UDLAP has been described to me by several people as a school you come to if your “daddy has money.” This has made for a very interesting social class dynamic. While most people at Valpo are at least somewhat concerned about finances, money is not as big as an issue here. For instance, the Mexican friends that I have made receive about the equivalent of $500 USD (United States Dollars) every month from their parents to spend on food and going out. Even if you are eating rather expensively that is still a lot of money to be spending here. And if people spend all that money before the month is over, the typical response is to call your Mom or Dad and have them send you more money.

While a lot of people do receive scholarships from UDLAP (they usually have to do office work for the department they are in), it is not as common as it is in the U.S. to have a job while you are going to college. If you have enough money to be able to afford going to a university, then your family is probably wealthy enough to pay for everything that you need or want. If people do have jobs, then they often work in the bars and nightclubs that are close buy on campus and use their money to buy Prada handbags or to pay for expensive weekend trips to Jamaica or Cuba.

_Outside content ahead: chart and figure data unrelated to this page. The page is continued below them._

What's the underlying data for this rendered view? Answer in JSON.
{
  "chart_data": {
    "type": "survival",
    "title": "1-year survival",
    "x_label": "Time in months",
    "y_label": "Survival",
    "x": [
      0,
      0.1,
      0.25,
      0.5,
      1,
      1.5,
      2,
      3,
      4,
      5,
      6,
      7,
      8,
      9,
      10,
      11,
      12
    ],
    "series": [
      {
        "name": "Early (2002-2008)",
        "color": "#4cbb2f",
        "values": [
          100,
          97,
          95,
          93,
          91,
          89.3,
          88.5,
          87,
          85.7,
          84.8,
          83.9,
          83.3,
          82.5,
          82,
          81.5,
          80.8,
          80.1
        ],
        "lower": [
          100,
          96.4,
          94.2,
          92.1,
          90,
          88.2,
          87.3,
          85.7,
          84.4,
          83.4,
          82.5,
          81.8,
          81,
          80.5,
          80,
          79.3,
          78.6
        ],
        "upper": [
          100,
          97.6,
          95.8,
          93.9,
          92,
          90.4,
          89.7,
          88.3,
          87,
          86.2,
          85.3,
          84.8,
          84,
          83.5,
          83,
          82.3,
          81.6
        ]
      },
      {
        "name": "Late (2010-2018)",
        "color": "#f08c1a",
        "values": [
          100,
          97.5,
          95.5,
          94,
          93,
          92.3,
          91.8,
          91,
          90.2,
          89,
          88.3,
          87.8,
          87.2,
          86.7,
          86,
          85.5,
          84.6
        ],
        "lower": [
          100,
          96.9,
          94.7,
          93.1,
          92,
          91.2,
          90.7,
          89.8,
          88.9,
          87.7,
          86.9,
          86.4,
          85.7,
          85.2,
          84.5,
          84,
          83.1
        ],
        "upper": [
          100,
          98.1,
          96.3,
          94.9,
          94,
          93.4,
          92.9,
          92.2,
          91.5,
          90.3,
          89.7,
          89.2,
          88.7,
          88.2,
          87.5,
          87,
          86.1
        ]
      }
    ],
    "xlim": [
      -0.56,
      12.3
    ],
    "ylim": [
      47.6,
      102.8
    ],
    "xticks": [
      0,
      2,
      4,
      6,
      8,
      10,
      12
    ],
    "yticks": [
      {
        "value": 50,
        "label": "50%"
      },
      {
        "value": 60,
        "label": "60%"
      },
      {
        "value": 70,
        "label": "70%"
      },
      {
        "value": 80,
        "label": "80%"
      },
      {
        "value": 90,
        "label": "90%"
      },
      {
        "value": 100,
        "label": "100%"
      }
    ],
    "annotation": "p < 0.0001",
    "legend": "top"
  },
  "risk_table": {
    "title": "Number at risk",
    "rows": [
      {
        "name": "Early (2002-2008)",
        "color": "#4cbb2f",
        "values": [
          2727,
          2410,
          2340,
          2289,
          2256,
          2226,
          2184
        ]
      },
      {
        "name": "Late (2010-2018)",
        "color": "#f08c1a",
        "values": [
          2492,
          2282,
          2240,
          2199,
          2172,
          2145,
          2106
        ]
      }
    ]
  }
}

The fashion is extremely influenced by the social class of the people here. Designer brands are everything here. Whereas in the U.S. I would probably brag about being able to find knock-off Ray Ban sunglasses or finding “cool” clothes at a thrift store, most UDLAP students would never dream of doing these things. If you buy sunglasses, then you buy designer ones, regardless of the fact that they probably cost $300 USD. If you’re going to buy clothes, then you don’t buy “designer-inspired” items, but the latest pieces from the Marc Jacobs fall collection.

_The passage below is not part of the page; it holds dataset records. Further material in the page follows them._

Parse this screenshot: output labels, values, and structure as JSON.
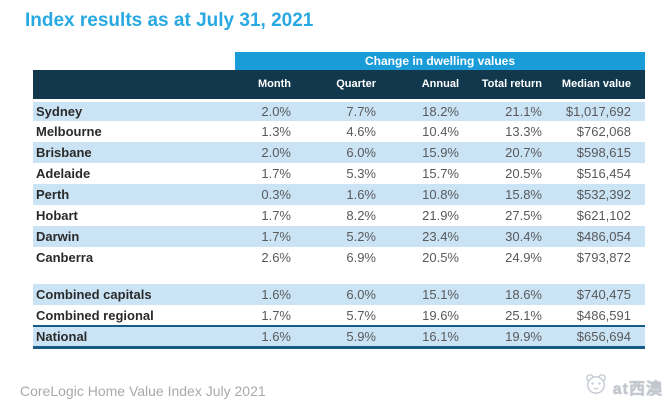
{
  "chart_data": {
    "type": "table",
    "title": "Index results as at July 31, 2021",
    "group_header": "Change in dwelling values",
    "columns": [
      "Month",
      "Quarter",
      "Annual",
      "Total return",
      "Median value"
    ],
    "city_rows": [
      {
        "label": "Sydney",
        "month": "2.0%",
        "quarter": "7.7%",
        "annual": "18.2%",
        "total_return": "21.1%",
        "median_value": "$1,017,692"
      },
      {
        "label": "Melbourne",
        "month": "1.3%",
        "quarter": "4.6%",
        "annual": "10.4%",
        "total_return": "13.3%",
        "median_value": "$762,068"
      },
      {
        "label": "Brisbane",
        "month": "2.0%",
        "quarter": "6.0%",
        "annual": "15.9%",
        "total_return": "20.7%",
        "median_value": "$598,615"
      },
      {
        "label": "Adelaide",
        "month": "1.7%",
        "quarter": "5.3%",
        "annual": "15.7%",
        "total_return": "20.5%",
        "median_value": "$516,454"
      },
      {
        "label": "Perth",
        "month": "0.3%",
        "quarter": "1.6%",
        "annual": "10.8%",
        "total_return": "15.8%",
        "median_value": "$532,392"
      },
      {
        "label": "Hobart",
        "month": "1.7%",
        "quarter": "8.2%",
        "annual": "21.9%",
        "total_return": "27.5%",
        "median_value": "$621,102"
      },
      {
        "label": "Darwin",
        "month": "1.7%",
        "quarter": "5.2%",
        "annual": "23.4%",
        "total_return": "30.4%",
        "median_value": "$486,054"
      },
      {
        "label": "Canberra",
        "month": "2.6%",
        "quarter": "6.9%",
        "annual": "20.5%",
        "total_return": "24.9%",
        "median_value": "$793,872"
      }
    ],
    "summary_rows": [
      {
        "label": "Combined capitals",
        "month": "1.6%",
        "quarter": "6.0%",
        "annual": "15.1%",
        "total_return": "18.6%",
        "median_value": "$740,475"
      },
      {
        "label": "Combined regional",
        "month": "1.7%",
        "quarter": "5.7%",
        "annual": "19.6%",
        "total_return": "25.1%",
        "median_value": "$486,591"
      },
      {
        "label": "National",
        "month": "1.6%",
        "quarter": "5.9%",
        "annual": "16.1%",
        "total_return": "19.9%",
        "median_value": "$656,694"
      }
    ],
    "caption": "CoreLogic Home Value Index July 2021"
  },
  "watermark": {
    "text": "at西澳",
    "icon": "panda-icon"
  },
  "colors": {
    "title_blue": "#29A9E1",
    "banner_blue": "#199CD8",
    "header_navy": "#11384C",
    "stripe_blue": "#CBE4F5",
    "national_border_blue": "#185C85",
    "value_text_gray": "#58595B",
    "caption_gray": "#A7A9AC"
  }
}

You're just not Mexican without your Ray Bans 🙂

After taking a class about consumer culture last semester at Valpo, I have been rather anti-consumerism lately. This has made me feel a bit out of place sometimes when my Mexican friends are talking about fashion, electronics, or more generally just about the stuff they buy. While they listen to me when I tell them that I shop at thrift stores for clothes, that I consciously avoid designer brands, and that I try to save my money as much as possible, you can tell that they think I’m strange. At first this made me uneasy, but after two months of dealing with this I’ve more or less gotten used to it.

These are cultural differences. Neither of us is right or wrong. We just have different mindsets. Had I been born into this culture of wealth and privilege, I would probably have similar ideas and tastes. While it would be easy for me to get frustrated and just call the students here “spoiled rich kids,” I try not to do that. Actually the people here have taught me a lot, and actually I think they have made me more secure about the way that I live my life in the United States. It will be very interesting to see how I readjust when I go back to the more middle class, slightly less consumer-obsessed world that is Valpo.